As with Toyota's small cars, the Yaris has the gauge cluster in the center. While odd at first, it does present some unique storage opportunities and has 4 compartments on the dashboard. There are also plenty of other cubby holes and pockets around, and the rear seats also fold flat to accommodate bigger cargo. Spacious as they may have tried to make the Yaris, trunk space is still pretty small with the rear occupied, and given the abundance of space with the Yaris's primary competitor, the Honda Jazz, you cant help but feel a little shortchanged.
The powerplant for the Yaris is the 1.5 liter twin cam VVT-i engine, and unlike the Vios, does not offer the 1.3 liter version. Just as well, as the 1.5 motor makes for a better power to weight ratio. Being the automatic transmission version means that the Yaris sprints to 100 km/h in over 12 seconds, and at 11.3 km/l in city driving and 13.5 on the highway, it's pretty good.

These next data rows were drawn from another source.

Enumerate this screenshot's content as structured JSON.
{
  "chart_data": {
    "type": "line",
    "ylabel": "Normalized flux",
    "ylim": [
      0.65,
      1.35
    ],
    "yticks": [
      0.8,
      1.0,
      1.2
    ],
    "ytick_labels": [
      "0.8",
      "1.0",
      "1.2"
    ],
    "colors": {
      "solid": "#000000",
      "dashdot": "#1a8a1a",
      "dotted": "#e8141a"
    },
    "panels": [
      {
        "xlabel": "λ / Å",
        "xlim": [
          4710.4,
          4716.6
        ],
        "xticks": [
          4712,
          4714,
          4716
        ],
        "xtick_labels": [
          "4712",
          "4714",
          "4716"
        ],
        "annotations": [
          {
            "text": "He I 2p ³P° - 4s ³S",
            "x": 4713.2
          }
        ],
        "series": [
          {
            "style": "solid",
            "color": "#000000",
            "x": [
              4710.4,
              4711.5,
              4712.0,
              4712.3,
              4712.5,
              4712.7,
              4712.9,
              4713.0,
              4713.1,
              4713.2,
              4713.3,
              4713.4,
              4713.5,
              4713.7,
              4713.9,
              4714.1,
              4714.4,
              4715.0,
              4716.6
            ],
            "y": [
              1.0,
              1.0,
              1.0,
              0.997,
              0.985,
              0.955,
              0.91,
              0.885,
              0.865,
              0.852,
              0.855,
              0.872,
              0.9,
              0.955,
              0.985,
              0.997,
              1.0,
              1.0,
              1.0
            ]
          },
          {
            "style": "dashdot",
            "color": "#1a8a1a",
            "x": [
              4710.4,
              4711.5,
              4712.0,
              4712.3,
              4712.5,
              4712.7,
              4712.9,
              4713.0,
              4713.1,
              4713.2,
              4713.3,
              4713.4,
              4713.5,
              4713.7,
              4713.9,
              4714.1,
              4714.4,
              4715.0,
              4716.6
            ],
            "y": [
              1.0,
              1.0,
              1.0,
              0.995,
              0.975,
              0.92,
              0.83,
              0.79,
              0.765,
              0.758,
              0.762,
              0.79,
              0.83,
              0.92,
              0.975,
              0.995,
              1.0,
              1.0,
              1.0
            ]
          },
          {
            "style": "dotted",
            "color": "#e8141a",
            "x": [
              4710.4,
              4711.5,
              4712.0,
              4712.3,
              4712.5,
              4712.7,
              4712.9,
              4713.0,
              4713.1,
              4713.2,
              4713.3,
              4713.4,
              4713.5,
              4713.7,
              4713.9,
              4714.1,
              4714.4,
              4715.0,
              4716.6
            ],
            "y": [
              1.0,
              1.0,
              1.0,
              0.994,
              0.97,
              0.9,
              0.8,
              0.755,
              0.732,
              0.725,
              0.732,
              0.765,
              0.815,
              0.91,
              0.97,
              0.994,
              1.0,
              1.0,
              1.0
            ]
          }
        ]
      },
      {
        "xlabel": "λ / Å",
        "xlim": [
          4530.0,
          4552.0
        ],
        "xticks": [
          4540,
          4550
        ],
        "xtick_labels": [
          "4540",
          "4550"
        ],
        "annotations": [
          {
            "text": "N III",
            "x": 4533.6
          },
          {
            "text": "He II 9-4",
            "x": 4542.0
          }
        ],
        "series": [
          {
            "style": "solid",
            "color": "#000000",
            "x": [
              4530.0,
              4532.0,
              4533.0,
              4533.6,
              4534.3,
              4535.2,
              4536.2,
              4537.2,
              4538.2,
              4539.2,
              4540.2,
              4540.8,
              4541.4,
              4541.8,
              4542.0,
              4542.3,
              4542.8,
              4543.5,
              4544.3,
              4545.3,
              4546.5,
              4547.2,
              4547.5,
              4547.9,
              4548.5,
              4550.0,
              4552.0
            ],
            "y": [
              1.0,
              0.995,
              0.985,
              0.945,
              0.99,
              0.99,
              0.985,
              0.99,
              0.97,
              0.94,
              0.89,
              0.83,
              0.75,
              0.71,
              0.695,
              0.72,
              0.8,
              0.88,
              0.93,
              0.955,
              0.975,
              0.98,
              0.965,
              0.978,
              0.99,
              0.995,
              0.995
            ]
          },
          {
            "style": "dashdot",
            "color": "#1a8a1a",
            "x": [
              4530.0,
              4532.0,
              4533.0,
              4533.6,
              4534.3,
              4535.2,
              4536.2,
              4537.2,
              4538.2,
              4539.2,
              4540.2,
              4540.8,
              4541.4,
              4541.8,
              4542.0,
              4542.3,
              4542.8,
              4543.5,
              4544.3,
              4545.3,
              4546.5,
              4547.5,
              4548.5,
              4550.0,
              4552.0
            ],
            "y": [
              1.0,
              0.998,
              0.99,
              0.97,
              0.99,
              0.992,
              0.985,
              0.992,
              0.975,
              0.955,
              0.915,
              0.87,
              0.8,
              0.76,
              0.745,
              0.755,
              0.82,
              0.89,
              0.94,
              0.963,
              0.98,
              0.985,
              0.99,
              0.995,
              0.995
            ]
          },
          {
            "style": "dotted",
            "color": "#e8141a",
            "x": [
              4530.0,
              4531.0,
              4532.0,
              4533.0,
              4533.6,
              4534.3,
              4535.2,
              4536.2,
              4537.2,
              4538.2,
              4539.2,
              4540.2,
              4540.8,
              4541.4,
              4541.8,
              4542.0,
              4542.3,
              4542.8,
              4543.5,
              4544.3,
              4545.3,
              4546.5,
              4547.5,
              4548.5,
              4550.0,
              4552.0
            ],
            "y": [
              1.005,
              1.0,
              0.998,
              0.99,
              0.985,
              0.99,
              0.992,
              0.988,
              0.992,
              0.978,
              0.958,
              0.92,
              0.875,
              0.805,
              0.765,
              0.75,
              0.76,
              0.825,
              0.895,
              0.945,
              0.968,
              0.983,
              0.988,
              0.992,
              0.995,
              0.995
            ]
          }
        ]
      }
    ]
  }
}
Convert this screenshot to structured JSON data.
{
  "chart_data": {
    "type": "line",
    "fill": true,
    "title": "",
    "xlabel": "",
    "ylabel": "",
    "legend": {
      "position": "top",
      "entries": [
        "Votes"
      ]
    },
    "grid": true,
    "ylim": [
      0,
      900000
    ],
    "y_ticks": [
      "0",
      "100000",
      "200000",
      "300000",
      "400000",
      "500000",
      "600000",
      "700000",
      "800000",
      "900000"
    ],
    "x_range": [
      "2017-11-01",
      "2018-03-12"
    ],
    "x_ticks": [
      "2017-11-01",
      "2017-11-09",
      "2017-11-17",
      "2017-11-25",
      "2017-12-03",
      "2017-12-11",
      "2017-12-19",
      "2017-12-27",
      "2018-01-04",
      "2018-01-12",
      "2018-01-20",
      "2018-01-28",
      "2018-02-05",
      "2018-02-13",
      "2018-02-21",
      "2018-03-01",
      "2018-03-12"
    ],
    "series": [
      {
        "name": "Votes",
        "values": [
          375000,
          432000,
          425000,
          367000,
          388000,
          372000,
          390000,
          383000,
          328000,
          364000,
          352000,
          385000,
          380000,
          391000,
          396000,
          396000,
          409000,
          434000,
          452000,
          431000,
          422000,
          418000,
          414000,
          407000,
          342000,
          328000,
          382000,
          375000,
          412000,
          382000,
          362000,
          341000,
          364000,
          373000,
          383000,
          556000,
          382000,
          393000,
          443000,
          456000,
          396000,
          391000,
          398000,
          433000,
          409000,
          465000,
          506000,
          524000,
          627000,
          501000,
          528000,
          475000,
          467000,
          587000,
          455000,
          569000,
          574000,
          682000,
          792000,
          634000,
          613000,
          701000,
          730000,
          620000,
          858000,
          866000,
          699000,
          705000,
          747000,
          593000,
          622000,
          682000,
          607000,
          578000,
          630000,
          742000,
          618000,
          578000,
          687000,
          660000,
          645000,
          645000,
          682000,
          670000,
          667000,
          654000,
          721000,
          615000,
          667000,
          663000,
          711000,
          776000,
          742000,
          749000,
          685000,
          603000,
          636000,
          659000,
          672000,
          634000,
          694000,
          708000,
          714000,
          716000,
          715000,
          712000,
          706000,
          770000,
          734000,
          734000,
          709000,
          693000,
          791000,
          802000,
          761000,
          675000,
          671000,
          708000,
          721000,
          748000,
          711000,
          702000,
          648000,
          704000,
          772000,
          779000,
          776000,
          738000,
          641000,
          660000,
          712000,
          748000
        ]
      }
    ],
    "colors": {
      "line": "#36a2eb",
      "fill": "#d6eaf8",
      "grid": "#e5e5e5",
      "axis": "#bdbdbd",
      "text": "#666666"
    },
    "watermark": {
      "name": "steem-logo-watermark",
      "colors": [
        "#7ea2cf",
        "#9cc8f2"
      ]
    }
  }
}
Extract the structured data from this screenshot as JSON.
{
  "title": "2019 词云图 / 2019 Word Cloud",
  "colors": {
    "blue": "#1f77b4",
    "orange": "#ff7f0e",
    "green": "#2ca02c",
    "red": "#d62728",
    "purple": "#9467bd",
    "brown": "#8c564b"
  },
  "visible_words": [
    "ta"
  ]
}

Taking care of the suspension is the standard set up you'll find in most cars these days: MacPherson struts up front and a torsion beam in the back. The wheels have been pushed out to the corners as far as possible (like a MINI) and thus gives the little Yaris truly short overhangs front and rear. It's quite light to drive, and the spring rates and damping makes it quite fun to toss around in the corners, whether they be 90 degree city corners or winding mountain roads.
In terms of NVH, I find the Yaris lacking, In city speeds it's okay, but on the highway the Yaris can get noisy cruising at the speed limit with the engine, transmission and tire noise. Perhaps a 5-speed auto or the 5-speed manual would do better to keep the revs down a bit more at speed, making the Yaris a great car in town, but leaves plenty to be desired when you're on the highway.
The Yaris has plenty of great points on its own especially in the city, but it has been overtaken by some of the competition, who can offer more space, power, practicality and features for a comparative price.